In 1974, we put together a little brochure of about nine films, the first nine films in the series. Denis wrote the introduction to this, and it was very much explaining why he did it and how he supported Brian, what went on. It’s a two-page introduction. It was very nice, and he touched on how important it was. Denis so believed in this that he knew that there was some prosperity in the material we were collecting. It was going to be unique. He created a library of Disappearing World with all the outtakes of all the shoots over, we’re now talking in the end about 40 or 50 films, but at that time, say, 30. He hired a full-time librarian and they created the library and then – all catalogued, all beautifully looked after – and then, when Granada lost the franchise and then it went to ITV, the whole library was moved to Leeds. About 10 years ago, I tried to – I had on my anthropological hat, I became president of the Royal Anthropological Institute and I looked after their affairs, and particularly the film side of it – and I tried to find a way of buying or hosting the library so it could be an academic organisation, at least.
Absolutely.
We were told it had been destroyed. The whole library had been destroyed.
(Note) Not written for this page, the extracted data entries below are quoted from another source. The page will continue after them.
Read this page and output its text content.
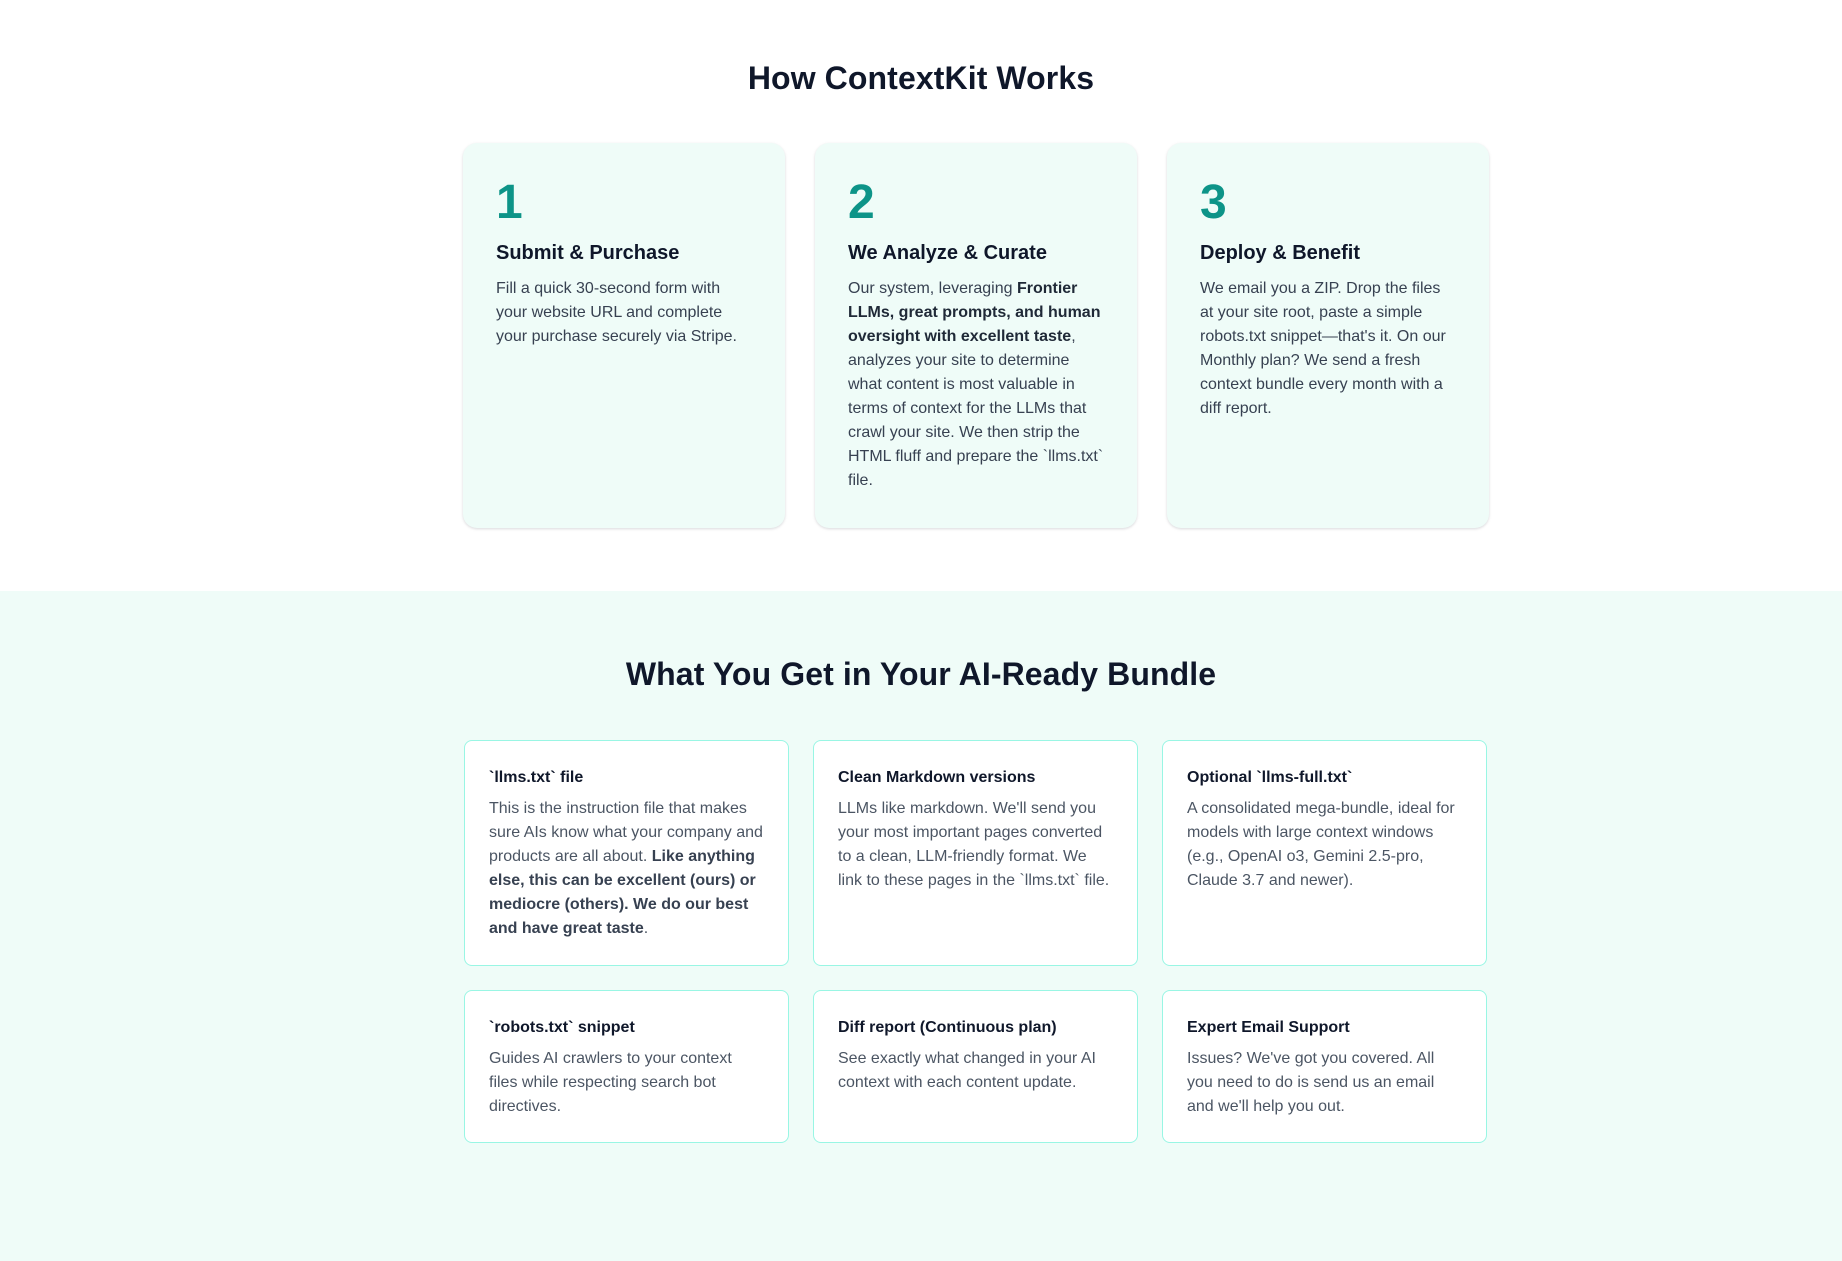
How ContextKit Works
1
Submit & Purchase

Fill a quick 30-second form with your website URL and complete your purchase securely via Stripe.

2
We Analyze & Curate

Our system, leveraging Frontier LLMs, great prompts, and human oversight with excellent taste, analyzes your site to determine what content is most valuable in terms of context for the LLMs that crawl your site. We then strip the HTML fluff and prepare the `llms.txt` file.

3
Deploy & Benefit

We email you a ZIP. Drop the files at your site root, paste a simple robots.txt snippet—that's it. On our Monthly plan? We send a fresh context bundle every month with a diff report.

What You Get in Your AI-Ready Bundle
`llms.txt` file

This is the instruction file that makes sure AIs know what your company and products are all about. Like anything else, this can be excellent (ours) or mediocre (others). We do our best and have great taste.

Clean Markdown versions

LLMs like markdown. We'll send you your most important pages converted to a clean, LLM-friendly format. We link to these pages in the `llms.txt` file.

Optional `llms-full.txt`

A consolidated mega-bundle, ideal for models with large context windows (e.g., OpenAI o3, Gemini 2.5-pro, Claude 3.7 and newer).

`robots.txt` snippet

Guides AI crawlers to your context files while respecting search bot directives.

Diff report (Continuous plan)

See exactly what changed in your AI context with each content update.

Expert Email Support

Issues? We've got you covered. All you need to do is send us an email and we'll help you out.
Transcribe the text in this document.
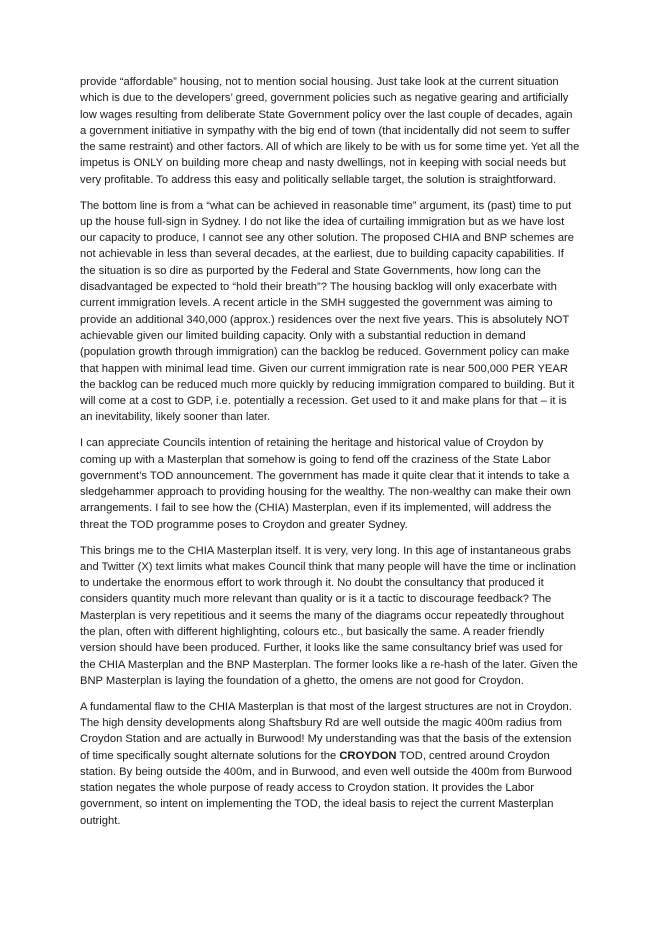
provide “affordable” housing, not to mention social housing. Just take look at the current situation which is due to the developers’ greed, government policies such as negative gearing and artificially low wages resulting from deliberate State Government policy over the last couple of decades, again a government initiative in sympathy with the big end of town (that incidentally did not seem to suffer the same restraint) and other factors. All of which are likely to be with us for some time yet. Yet all the impetus is ONLY on building more cheap and nasty dwellings, not in keeping with social needs but very profitable. To address this easy and politically sellable target, the solution is straightforward.

The bottom line is from a “what can be achieved in reasonable time” argument, its (past) time to put up the house full-sign in Sydney. I do not like the idea of curtailing immigration but as we have lost our capacity to produce, I cannot see any other solution. The proposed CHIA and BNP schemes are not achievable in less than several decades, at the earliest, due to building capacity capabilities. If the situation is so dire as purported by the Federal and State Governments, how long can the disadvantaged be expected to “hold their breath”? The housing backlog will only exacerbate with current immigration levels. A recent article in the SMH suggested the government was aiming to provide an additional 340,000 (approx.) residences over the next five years. This is absolutely NOT achievable given our limited building capacity. Only with a substantial reduction in demand (population growth through immigration) can the backlog be reduced. Government policy can make that happen with minimal lead time. Given our current immigration rate is near 500,000 PER YEAR the backlog can be reduced much more quickly by reducing immigration compared to building. But it will come at a cost to GDP, i.e. potentially a recession. Get used to it and make plans for that – it is an inevitability, likely sooner than later.

I can appreciate Councils intention of retaining the heritage and historical value of Croydon by coming up with a Masterplan that somehow is going to fend off the craziness of the State Labor government’s TOD announcement. The government has made it quite clear that it intends to take a sledgehammer approach to providing housing for the wealthy. The non-wealthy can make their own arrangements. I fail to see how the (CHIA) Masterplan, even if its implemented, will address the threat the TOD programme poses to Croydon and greater Sydney.

This brings me to the CHIA Masterplan itself. It is very, very long. In this age of instantaneous grabs and Twitter (X) text limits what makes Council think that many people will have the time or inclination to undertake the enormous effort to work through it. No doubt the consultancy that produced it considers quantity much more relevant than quality or is it a tactic to discourage feedback? The Masterplan is very repetitious and it seems the many of the diagrams occur repeatedly throughout the plan, often with different highlighting, colours etc., but basically the same. A reader friendly version should have been produced. Further, it looks like the same consultancy brief was used for the CHIA Masterplan and the BNP Masterplan. The former looks like a re-hash of the later. Given the BNP Masterplan is laying the foundation of a ghetto, the omens are not good for Croydon.

A fundamental flaw to the CHIA Masterplan is that most of the largest structures are not in Croydon. The high density developments along Shaftsbury Rd are well outside the magic 400m radius from Croydon Station and are actually in Burwood! My understanding was that the basis of the extension of time specifically sought alternate solutions for the CROYDON TOD, centred around Croydon station. By being outside the 400m, and in Burwood, and even well outside the 400m from Burwood station negates the whole purpose of ready access to Croydon station. It provides the Labor government, so intent on implementing the TOD, the ideal basis to reject the current Masterplan outright.
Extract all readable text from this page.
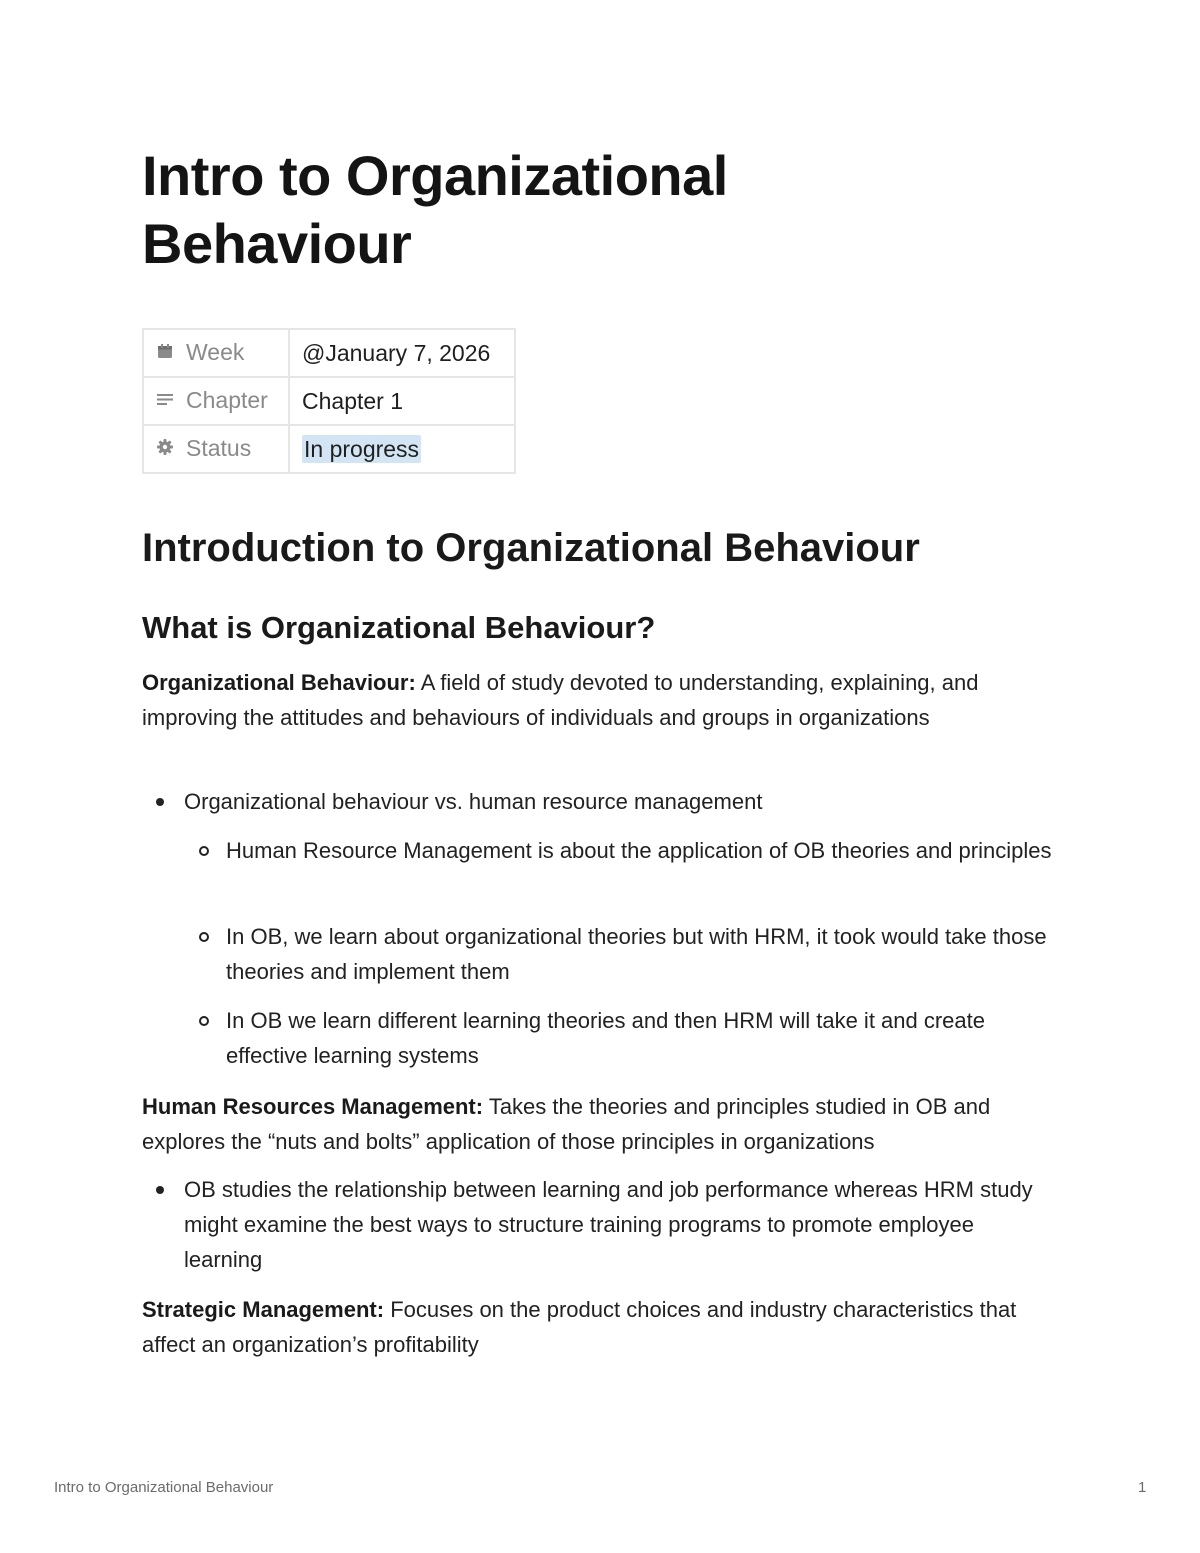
Intro to Organizational Behaviour
Week	@January 7, 2026
Chapter	Chapter 1
Status	In progress
Introduction to Organizational Behaviour
What is Organizational Behaviour?

Organizational Behaviour: A field of study devoted to understanding, explaining, and improving the attitudes and behaviours of individuals and groups in organizations

Organizational behaviour vs. human resource management

Human Resource Management is about the application of OB theories and principles

In OB, we learn about organizational theories but with HRM, it took would take those theories and implement them

In OB we learn different learning theories and then HRM will take it and create effective learning systems

Human Resources Management: Takes the theories and principles studied in OB and explores the “nuts and bolts” application of those principles in organizations

OB studies the relationship between learning and job performance whereas HRM study might examine the best ways to structure training programs to promote employee learning

Strategic Management: Focuses on the product choices and industry characteristics that affect an organization’s profitability

Intro to Organizational Behaviour	1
My gosh. That’s shocking, isn’t it?
Somebody in ITV had said, “It’s a waste of space. We don’t want to keep all of that.” I tried, subsequently, to find out if that really was the case, because the information came via ITV, and via people I contacted in ITV that I didn’t really know. They said, “Oh no, they checked and it’s definitely gone. It doesn’t exist anymore.” The whole library. All of those films destroyed.